Prof. Klehr compares Coulter to those who excuse communist spies for doing what they may have thought was “patriotic” because they believed their loyalties were to the “masses” of the larger world rather than simply to their country:

“If espionage on behalf of Joseph Stalin’s Russia is simply an untraditional form of patriotism, then words like loyalty and patriotism have lost any meaning. It is only a short step to proclaiming that Joseph McCarthy’s disregard for due process and reckless smearing of innocent people is a non-traditional way of affirming basic American values. Which is exactly the argument that Ann Coulter makes in her unfortunate recent book, Treason, which seeks to rehabilitate Senator McCarthy as a great truth-teller. Her only excuse is that she is not a historian but a pundit and therefore can claim indifference to factual evidence.”

But Coulter’s arguments are the kind of nonsense people like McLeroy, Marshall and Barton want public schools to teach Texas students. Their interest is not in teaching real, factual history. They want to rewrite history so that it aligns with their own personal and political beliefs. (Remember that Barton wanted to censor discussions of César Chavez in social studies classes because the late labor leader’s political associations allegedly made him a poor role model for students:  “His open affiliation with Saul Alinsky’s movements certainly makes dubious that he is a praiseworthy to be heralded to students as someone ‘who modeled active participation in the democratic process.'”)
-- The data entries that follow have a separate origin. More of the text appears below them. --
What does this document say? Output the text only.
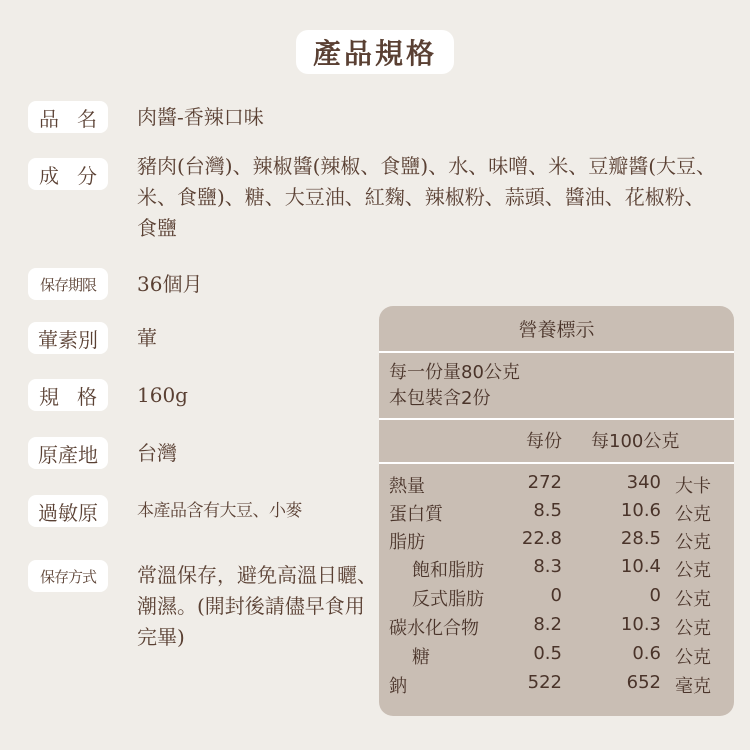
產品規格
品名 肉醬-香辣口味
成分 豬肉(台灣)、辣椒醬(辣椒、食鹽)、水、味噌、米、豆瓣醬(大豆、米、食鹽)、糖、大豆油、紅麴、辣椒粉、蒜頭、醬油、花椒粉、食鹽
保存期限	36個月
葷素別	葷
規格 160g
原產地	台灣
過敏原	本產品含有大豆、小麥
保存方式	常溫保存，避免高溫日曬、潮濕。(開封後請儘早食用完畢)
營養標示
每一份量80公克
本包裝含2份
每份 每100公克
熱量	272	340 大卡
蛋白質	8.5	10.6 公克
脂肪	22.8	28.5 公克
飽和脂肪	8.3	10.4 公克
反式脂肪	0	0 公克
碳水化合物	8.2	10.3 公克
糖	0.5	0.6 公克
鈉	522	652 毫克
As we have said, it would be far better if real historians and social studies experts were making these curriculum decisions. But that’s not going to happen — state lawmakers refused to act this spring on legislation requiring such a change in the curriculum development process. So we’re stuck with decision-makers like McLeroy. Recall what he has said in the past: “I disagree with these experts! Somebody’s gotta stand up to experts!” And facts be damned.